Ex-Georgian leader Saakashvili says he does not need European visa
Saakashvili was Georgia’s president from January 2004 to November 2007 and from January 2008 to November 2013
KIEV, December 21. /TASS/. Former Georgian president, ex-governor of Ukraine’s Odessa region and currently leader of the Ukrainian opposition Movement of New Forces, Mikhail Saakashvili, said he had no need for a Dutch visa, as well as for a visa from any other European state.
The comment was made in response to a Dutch newspaper’s report that The Netherlands issued a visa for Saakashvili, who is formally a stateless person now.
"I don’t need a Dutch visa. I can enter any European country, at any moment, while I stay in Ukraine. I have citizenship proposals <…> from several European countries, at least from their senior officials. I am automatically entitled for Dutch citizenship, because my family is from The Netherlands. I have invitations to work in the United States and in several European countries," he said.
"Any European country will let me in, everyone knows that," he said.
Saakashvili was Georgia’s president from January 2004 to November 2007 and from January 2008 to November 2013. He left his country in mid-November 2013, days before his presidential term expired. After his departure from Georgia, Saakashvili lived in the United States and Ukraine. He was granted Ukrainian citizenship in May 2015, which resulted in his Georgian citizenship being revoked. Before being appointed Odessa governor in late May 2015, he worked in Kiev as chief of the International Reform Council. In November 2016, he stepped down as the Odessa Region governor and set up his own party, criticizing the authorities in power. On July 26, 2017, while Saakashvili was in the United States, Ukrainian President Pyotr Poroshenko stripped him of the Ukrainian citizenship.
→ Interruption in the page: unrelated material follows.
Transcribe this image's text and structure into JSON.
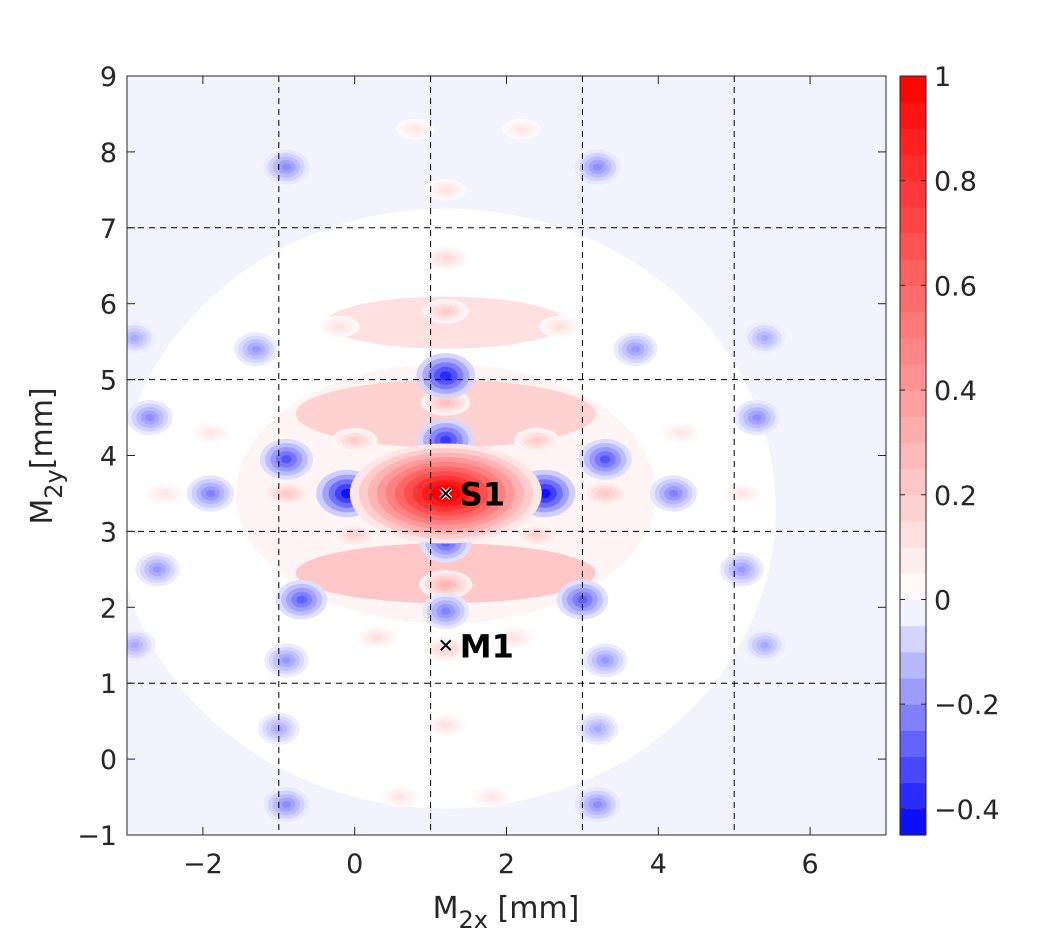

Georgian prosecutors brought several charges against Saakashvili in 2014. He was charged with a crackdown on peaceful demonstrators in November 2007; illegal intrusion into the building of the Imedi television channel; illegal acquisition of property belonging to businessman Badri Patarkatsishvili; organisation of an armed attack on lawmaker Valery Gelashvili in 2005; covering-up a crime and falsification of an investigation into the 2006 murder of banker Sandro Girgvliani; and misappropriation of about $5 million from state funds in 2009-2012.
Ukraine rejected Georgia’s extradition requests for Saakashvili twice, in 2014 and 2015, despite the Georgia-Ukraine agreement of 1995 envisaging extradition of wanted persons.